Черкните что-нибудь о себе.

Передайте Ольге Леонардовне мое извинение, что не зашел к ней. Был в Москве недолго, а дел было очень много.

Горячо любящий Вас

Вс. Мейерхольд

Адрес:

Почтовая станция Чаадаевка Саратовской губернии[72].

ПИСЬМО К. С. СТАНИСЛАВСКОМУ

10 апреля 1905 г. <Николаев>

Дорогой Константин Сергеевич!

Вы удивляетесь, что я не пишу Вам. Но если бы я знал, в ка­кой водоворот я попаду, не обещал бы так легко сделать все то, что обещал. И все-таки виноват. И самая большая моя вина в том, что не умею раздваиваться. Если уж за что-нибудь возьмусь, отдаю делу всю душу, всего себя. Приехал в Николаев, начал ра­боту и весь ушел в нее без оглядки. Каждодневные репетиции, каждодневные спектакли стали так утомлять мой еще не отдохнув­ший после трудного сезона организм, что не мог сосредоточиться над какой-нибудь другой работой. Репетировать здесь усиленно пришлось оттого, что много новых исполнителей. И все-таки ви­новат и прошу Вас не очень гневаться на меня за мое неумение беречь свои силы, неумение отдавать их двум делам понемногу.

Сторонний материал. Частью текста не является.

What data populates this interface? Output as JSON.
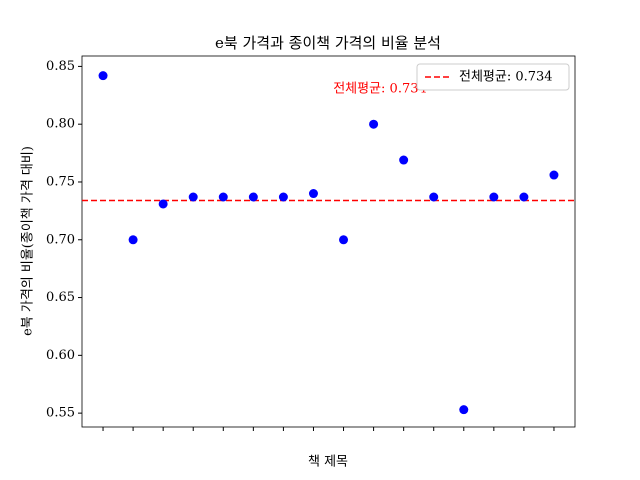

Посылаю Вам вступительное слово к проекту[73]. Прошу Вас на полях сгладить то, что не понравится Вам, приписать, что могло бы усилить значение сказанного, прошу исправить, если что не­ясно выражено. По исправлении, мне кажется, нужно отпечатать в нескольких экземплярах для рассылки тем лицам, которых нужно знакомить с положением дела. <...>

Ну, и устал же я! Ой-ой-ой!

Привет Марии Петровне и всем художесгвенникам.

Моя idee fixe.

Благодарный за все, что дал мне Художественный театр, хочу отдать ему все мои силы!!!

Дайте мне только чуть-чуть отдохнуть.